# 50l Stainless Stock Pot



## Pleasure Master (9/10/11)

Where's the cheapest place to buy one from?

cheers


----------



## DU99 (9/10/11)

depend's where you live..Handy imports in sydney
http://www.handyimports.com.au/catering-an...12&sort=20a


----------



## Tanga (9/10/11)

Indian places sometimes have cheap stainless stuff.


----------



## roller997 (9/10/11)

It all comes down to what quality you are after.
There are lots of cheap large stainless pots in Indian & Chinese supply stores as well as Ebay.
Unfortunately they vary in quality from acceptable all the way to rusting & leaking.
I bought a couple of large pots via Ebay and one was fabricated so badly I got it sent back before even trying it. The other looked OK'ish but it started rusting with plain water being left in the pot for a few hours.
While I don't know what your budget is, the two places which have the cheapest good quality Robinox pots are Handyimports as mentioned above who are in Sydney and Beerbelly who are located in WA. I would expect the pot from Craftbrewer (70 liters instead of 50 I am thinking) as being good as well since Ross wouldn't be sacrificing quality for the sake of keeping his good reputation. In Melbourne, Kegking might be an option but then I haven't bought one of their pots which do seem quite solid and thick.

Cheers

Roller


----------



## beerdrinkingbob (9/10/11)

Ross's deal is a good one but it's a 70 Ltr Pot, can't go wrong for that price.
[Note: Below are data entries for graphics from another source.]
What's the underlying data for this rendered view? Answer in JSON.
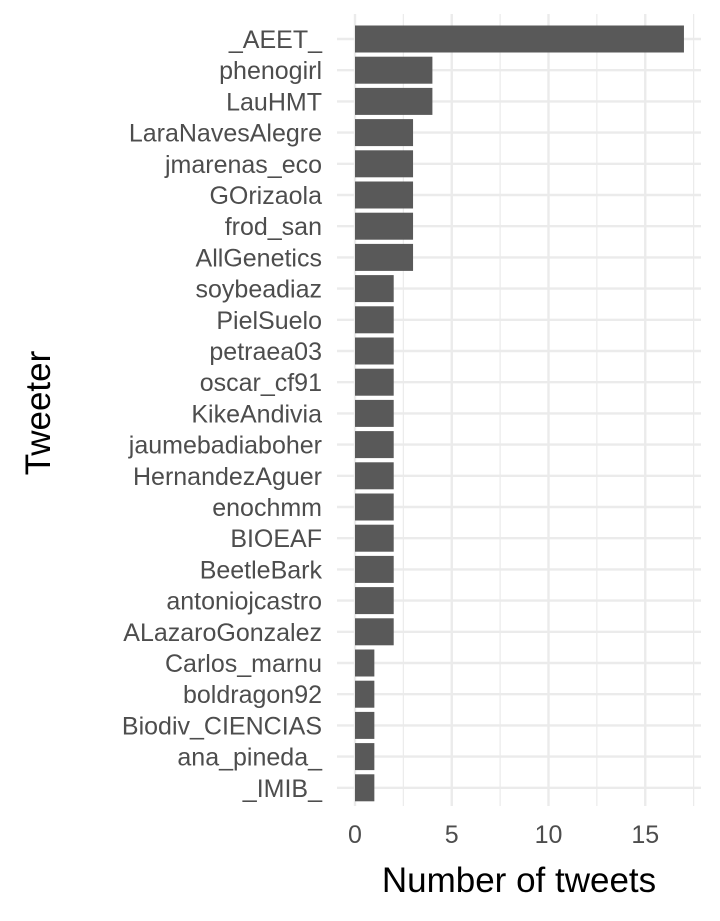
{
  "chart_data": {
    "type": "bar",
    "orientation": "horizontal",
    "xlabel": "Number of tweets",
    "ylabel": "Tweeter",
    "xlim": [
      0,
      17.5
    ],
    "xticks": [
      0,
      5,
      10,
      15
    ],
    "grid": true,
    "bar_color": "#595959",
    "grid_color": "#ebebeb",
    "categories": [
      "_AEET_",
      "phenogirl",
      "LauHMT",
      "LaraNavesAlegre",
      "jmarenas_eco",
      "GOrizaola",
      "frod_san",
      "AllGenetics",
      "soybeadiaz",
      "PielSuelo",
      "petraea03",
      "oscar_cf91",
      "KikeAndivia",
      "jaumebadiaboher",
      "HernandezAguer",
      "enochmm",
      "BIOEAF",
      "BeetleBark",
      "antoniojcastro",
      "ALazaroGonzalez",
      "Carlos_marnu",
      "boldragon92",
      "Biodiv_CIENCIAS",
      "ana_pineda_",
      "_IMIB_"
    ],
    "values": [
      17,
      4,
      4,
      3,
      3,
      3,
      3,
      3,
      2,
      2,
      2,
      2,
      2,
      2,
      2,
      2,
      2,
      2,
      2,
      2,
      1,
      1,
      1,
      1,
      1
    ]
  }
}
Best of all you fill it will goodies with no extra postage cost :beerbang:


----------



## Thefatdoghead (9/10/11)

Yep just got a 70L from craftbrewer and used it for a double batch and it was all good. Pre drilled as well.


----------



## stux (9/10/11)

As an owner of a 50L BIAB pot

(SWMBO Bought a reasonable quality one from an indian shop in Cabramatta or somewhere for a reasonable price)

I would recommend the 70L pot if you're interested in BIAB double batches


----------



## Pleasure Master (14/10/11)

Ok, I've had a look around and looked at the options and decided I don't want to pay for one, instead I'm willing to 'barter' for one. I work with stainless steel for a living and can offer a contra-deal.

I work with tube,pipe,sheet and angle. Get adventurous and we can get stuff laser cut.

Anyone need some work done?

Also, I'm in the market for a pump.

I'm on the gold coast.


----------



## kymba (14/10/11)

Pleasure Master said:


> Ok, I've had a look around and looked at the options and decided I don't want to pay for one, instead I'm willing to 'barter' for one. I work with stainless steel for a living and can offer a contra-deal.
> 
> I work with tube,pipe,sheet and angle. Get adventurous and we can get stuff laser cut.
> 
> ...



i think you are about to get real busy


----------



## bradsbrew (14/10/11)

Pleasure Master said:


> Ok, I've had a look around and looked at the options and decided I don't want to pay for one, instead I'm willing to 'barter' for one. I work with stainless steel for a living and can offer a contra-deal.
> 
> I work with tube,pipe,sheet and angle. Get adventurous and we can get stuff laser cut.
> 
> ...



um, why dont you make one?


----------



## Pleasure Master (14/10/11)

bradsbrew said:


> um, why dont you make one?




I work with 316 stainless and I require a lower grade stainless pot (ie, one that is magnetic) as I have an induction cook top.


----------



## jkmeldrum (14/10/11)

Pleasure Master said:


> Ok, I've had a look around and looked at the options and decided I don't want to pay for one, instead I'm willing to 'barter' for one. I work with stainless steel for a living and can offer a contra-deal.
> 
> I work with tube,pipe,sheet and angle. Get adventurous and we can get stuff laser cut.
> 
> ...


I so wish you didn't say Gold Coast....Adelaide was the correct answer!

I love a contra....I want a stainless steel brew stand .... ala Brutus 10....I'm own a roof restoration business....anyone need their roof cleaned, re-pointed and re-sprayed that works in the stainless business....haha.....I wish it was that easy!!!

Good luck Pleasure Master....wish you lived in Adelaide


----------